Negué con la cabeza.

—No culpo a nadie por la interrupción.

—Eso no es del todo justo. Tú mismo eres culpable de ella. Tu presencia le da la vida. Por eso debería estar siempre contigo. ¿Lo sabías?

No lo sabía y así se lo dije.

—Es verdad. Ves dioses y espíritus cuando quiera que están cerca, quieran o no ser vistos. Hubo un momento en el que tuve que saltar de este barco para que no me vieras. No recordarás ese momento. —Su mano se cerró sobre la llama y esta desapareció.

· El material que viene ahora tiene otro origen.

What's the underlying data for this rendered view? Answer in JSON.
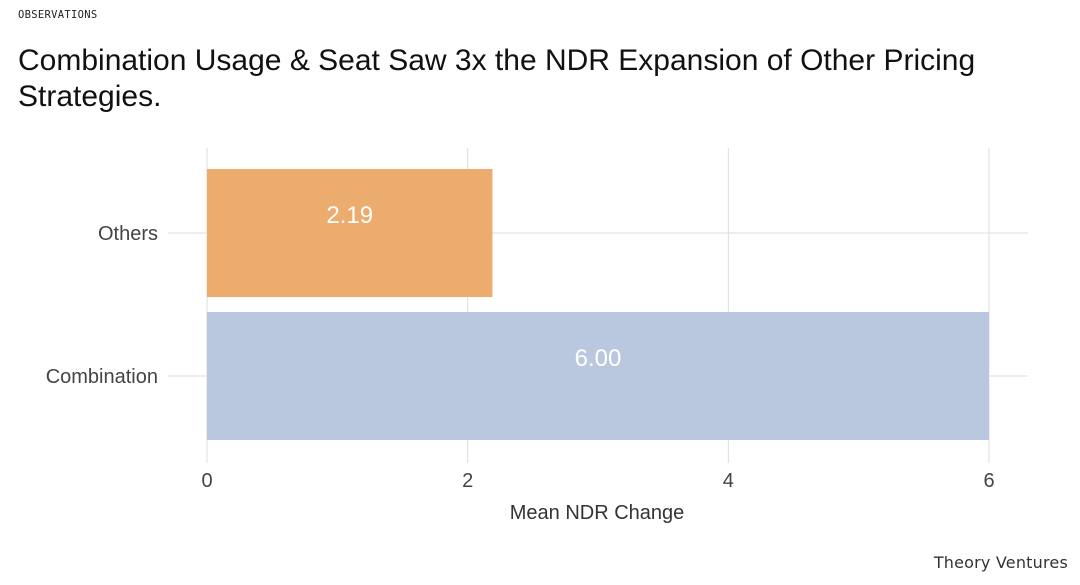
{
  "header": {
    "eyebrow": "OBSERVATIONS",
    "title": "Combination Usage & Seat Saw 3x the NDR Expansion of Other Pricing Strategies."
  },
  "footer": {
    "brand": "Theory Ventures"
  },
  "chart_data": {
    "type": "bar",
    "orientation": "horizontal",
    "categories": [
      "Others",
      "Combination"
    ],
    "values": [
      2.19,
      6.0
    ],
    "data_labels": [
      "2.19",
      "6.00"
    ],
    "bar_colors": [
      "#EBAC6E",
      "#B9C8DF"
    ],
    "xlabel": "Mean NDR Change",
    "ylabel": "",
    "xlim": [
      0,
      6
    ],
    "x_ticks": [
      0,
      2,
      4,
      6
    ],
    "x_tick_labels": [
      "0",
      "2",
      "4",
      "6"
    ],
    "grid": true,
    "legend": "none"
  }
}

Me reí como el miedo hace que se rían los hombres.

—Tienes poder sobre mí —dijo Beteshu—. Yo tengo poder sobre ti. Podría destruirte si quisiera, pero soy tu amigo. No tienes nada que temer de mí.

—Yo soy un amigo —dije yo—, para todos los que son mis amigos.

—Tengo que hablar de tu esclavo. Es una cobra que quitaron de la corona de uno determinado. No debes matarlo. Él podría matarte si lo intentaras.

Yo dije:

—No lo intentaré. ¿Qué tipo de hombre mata a sus propios esclavos?

—Todo tipo de hombre.

Nos quedamos allí sentados en silencio un tiempo. De vez en cuando llegaban voces débiles a la trampilla. De vez en cuando se oían pisadas en la cubierta sobre nuestras cabezas. Sentí que llevábamos años allí sentados, el uno al lado del otro, y que podríamos continuar así hasta que regresara la Edad de Oro, a pesar de que el barco se pudriera a nuestro alrededor.

—Hay hombres que hacen trabajar a sus esclavos hasta matarlos —me dijo Beteshu—. Otros, borrachos, los golpean. Para matar debes atacar. Un esclavo no tiene esclavos. Señala eso también.

Desapareció; y yo me quedé allí sentado en la hedionda bodega solo, sudando del calor. Le conté a Uraeus lo que se había dicho, y ante su insistencia escribí toda la verdad. Debo creerlo.